В Москве Нечаев сперва ютился на Мещанской, у молодоженов Успенских; Петр Успенский, настроенный резко революционно, служил приказчиком книжного магазина; у него часто собирались радикалы. Завязав первые узелки «Народной расправы», Нечаев поселился в Петровском-Разумовском.
Слово «Комитет» в смысле некоего директивного органа он произносил еще в Петербурге, во время студенческих волнений. Но ни тогда, в Питере, ни теперь, в Москве, ни одна душа не ведала, кто — кроме Нечаева — состоит в этом Комитете. И никто знать не знал, какова, собственно, численность этой «Народной расправы».
Но каждый неофит, принятый в общество, знал организационные основы «Народной расправы»: пятерки сочленов, подотчетные отделению; отделения, подотчетные Комитету; полная подчиненность; никаких вопросов, не имеющих отношения к твоей ячейке-пятерке; ежечасный надзор друг за другом, род круговой поруки.
Нечаев был из тех, кто мечтал осуществить «русско-якобинскую» теорию: охватить всю Россию крепко спаянной сетью ячеек, растущих в геометрической прогрессии, и железной дисциплиной, подчиненной таинственному центру. По приказу из центра в один прекрасный день «вся страна сразу переходит к будущему строю»[61].
День этот был, по его твердому убеждению, не за горами. На печати «Народной расправы» вы увидели бы изображение топора и надпись: «19 февраля 1870 г.». Именно в семидесятом году, полагал лидер «Народной расправы», расправа-то и грянет.
Почему?
Заглянем в «Положение 19 февраля 1861 г.»: крестьянину, избавленному от крепостной зависимости, отводится полевой надел для выполнения «обязанностей перед правительством и помещиком». Крестьянин не смеет отказаться от полевого надела в течение первых пореформенных девяти лет. «Это запрещение, — подчеркивает известный историк П. А. Зайончковский, — достаточно ярко характеризовало помещичий характер реформы: условия „освобождения“ были таковы, что крестьянину сплошь и рядом было невыгодно брать землю. Отказ же от нее лишал помещиков либо рабочей силы, либо дохода, получаемого ими в виде оброка»[62].
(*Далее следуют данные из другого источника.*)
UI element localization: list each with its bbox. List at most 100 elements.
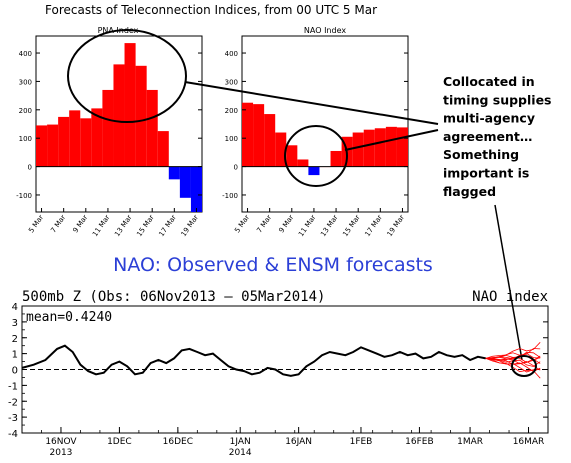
pna-ytick-label-4: 300 <box>19 78 32 86</box>
pna-highlight-ellipse <box>67 29 187 123</box>
pna-xtick-label-5: 15 Mar <box>135 213 156 238</box>
nao-xtick-label-3: 11 Mar <box>297 213 318 238</box>
pna-frame <box>35 35 203 213</box>
pna-ytick-label-1: 0 <box>28 164 32 172</box>
nao-bar-14 <box>396 127 408 167</box>
pna-bar-3 <box>69 110 81 167</box>
pna-bar-13 <box>179 166 191 198</box>
nao-chart: NAO Index -100 0 100 200 300 400 5 Mar 7 Mar 9 … <box>222 26 409 238</box>
nao-bar-0 <box>242 102 254 167</box>
nao-xtick-label-1: 7 Mar <box>255 213 273 234</box>
nao-xtick-label-2: 9 Mar <box>277 213 295 234</box>
pna-bar-8 <box>124 43 136 167</box>
annotation-line-5: important is <box>443 166 529 181</box>
nao-bar-6 <box>308 166 320 176</box>
nao-xtick-label-0: 5 Mar <box>233 213 251 234</box>
pna-bar-5 <box>91 108 103 167</box>
ts-xtick-label-6: 16FEB <box>405 437 434 447</box>
ts-xtick-label-0: 16NOV <box>45 437 77 447</box>
annotation-line-3: agreement… <box>443 129 532 144</box>
nao-timeseries-chart: 500mb Z (Obs: 06Nov2013 – 05Mar2014) NAO… <box>8 289 549 458</box>
pna-bar-10 <box>146 89 158 167</box>
pna-bar-9 <box>135 65 147 167</box>
pna-ytick-label-0: -100 <box>16 192 32 200</box>
nao-bar-11 <box>363 129 375 167</box>
nao-connector-line <box>344 129 439 151</box>
nao-bar-13 <box>385 126 397 167</box>
pna-ytick-label-5: 400 <box>19 50 32 58</box>
pna-ytick-label-2: 100 <box>19 135 32 143</box>
nao-bar-4 <box>286 145 298 167</box>
annotation-line-1: timing supplies <box>443 92 552 107</box>
timeseries-connector-line <box>494 204 523 361</box>
nao-heading: NAO: Observed & ENSM forecasts <box>113 254 433 276</box>
ts-xtick-label-3: 1JAN <box>230 437 251 447</box>
nao-xtick-label-4: 13 Mar <box>319 213 340 238</box>
nao-bar-8 <box>330 150 342 167</box>
ts-xtick-label-5: 1FEB <box>350 437 373 447</box>
pna-xtick-label-0: 5 Mar <box>27 213 45 234</box>
nao-bar-10 <box>352 132 364 167</box>
pna-bar-4 <box>80 118 92 167</box>
ts-ytick-label-3: -1 <box>8 381 18 392</box>
nao-bar-12 <box>374 128 386 167</box>
timeseries-frame <box>21 305 549 434</box>
nao-ytick-label-4: 300 <box>225 78 238 86</box>
nao-ytick-label-1: 0 <box>234 164 238 172</box>
timeseries-mean-label: mean=0.4240 <box>26 310 112 325</box>
ts-xtick-label-1: 1DEC <box>107 437 132 447</box>
nao-ytick-label-0: -100 <box>222 192 238 200</box>
ts-ytick-label-7: 3 <box>12 318 18 329</box>
annotation-line-2: multi-agency <box>443 111 535 126</box>
annotation-line-0: Collocated in <box>443 74 535 89</box>
nao-ytick-label-5: 400 <box>225 50 238 58</box>
annotation-line-4: Something <box>443 147 519 162</box>
nao-title: NAO Index <box>304 26 346 35</box>
timeseries-title: 500mb Z (Obs: 06Nov2013 – 05Mar2014) <box>22 289 325 305</box>
ts-ensemble-member-10 <box>485 352 541 360</box>
nao-ytick-label-3: 200 <box>225 107 238 115</box>
nao-xtick-label-6: 17 Mar <box>363 213 384 238</box>
ts-xtick-label-7: 1MAR <box>457 437 483 447</box>
nao-bar-5 <box>297 159 309 167</box>
ts-ytick-label-0: -4 <box>8 429 18 440</box>
nao-bar-2 <box>264 114 276 167</box>
pna-bar-1 <box>47 124 59 167</box>
ts-xtick-year-3: 2014 <box>229 448 252 458</box>
pna-bar-7 <box>113 64 125 167</box>
ts-ytick-label-1: -3 <box>8 413 18 424</box>
pna-connector-line <box>184 81 439 125</box>
pna-bar-6 <box>102 89 114 167</box>
timeseries-title-right: NAO index <box>472 289 548 305</box>
forecast-highlight-ellipse <box>511 355 537 377</box>
ts-ytick-label-6: 2 <box>12 334 18 345</box>
nao-xtick-label-7: 19 Mar <box>386 213 407 238</box>
pna-xtick-label-4: 13 Mar <box>113 213 134 238</box>
pna-bar-0 <box>36 125 48 167</box>
ts-xtick-label-4: 16JAN <box>285 437 312 447</box>
nao-highlight-ellipse <box>284 125 348 187</box>
ts-ytick-label-4: 0 <box>12 366 18 377</box>
nao-xtick-label-5: 15 Mar <box>341 213 362 238</box>
page-title: Forecasts of Teleconnection Indices, fro… <box>45 3 377 17</box>
pna-xtick-label-7: 19 Mar <box>180 213 201 238</box>
annotation-line-6: flagged <box>443 184 496 199</box>
nao-ytick-label-2: 100 <box>225 135 238 143</box>
ts-ytick-label-2: -2 <box>8 397 18 408</box>
ts-ensemble-member-4 <box>485 355 541 363</box>
pna-bar-11 <box>157 131 169 167</box>
ts-xtick-year-0: 2013 <box>50 448 73 458</box>
pna-xtick-label-1: 7 Mar <box>49 213 67 234</box>
ts-xtick-label-8: 16MAR <box>513 437 545 447</box>
pna-ytick-label-3: 200 <box>19 107 32 115</box>
ts-xtick-label-2: 16DEC <box>163 437 193 447</box>
pna-xtick-label-2: 9 Mar <box>71 213 89 234</box>
ts-ytick-label-5: 1 <box>12 350 18 361</box>
nao-bar-1 <box>253 104 265 167</box>
nao-bar-3 <box>275 132 287 167</box>
annotation-text: Collocated in timing supplies multi-agency… <box>443 74 552 199</box>
ts-ensemble-member-0 <box>485 342 541 359</box>
pna-xtick-label-3: 11 Mar <box>91 213 112 238</box>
Девять урочных лет истекали весной 1870 года. Нечаев — и, конечно, не он один — прекрасно понимал, что помещики полезут из кожи вон, лишь бы удержать мужика на полевом наделе. А мужик схватится за топор.
До весны семидесятого оставались месяцы. Нечаев счел бы преступлением не подойти к этому рубикону со своей дружиной — «Народной расправой», или, как ее еще называли, «Обществом топора». Почин был сделан. Один занялся сбором средств. Другой — устройством явок. Третий — вербовкой уголовных, ибо разбойник-то, по мысли Бакунина, и будет коноводом грядущего мятежа.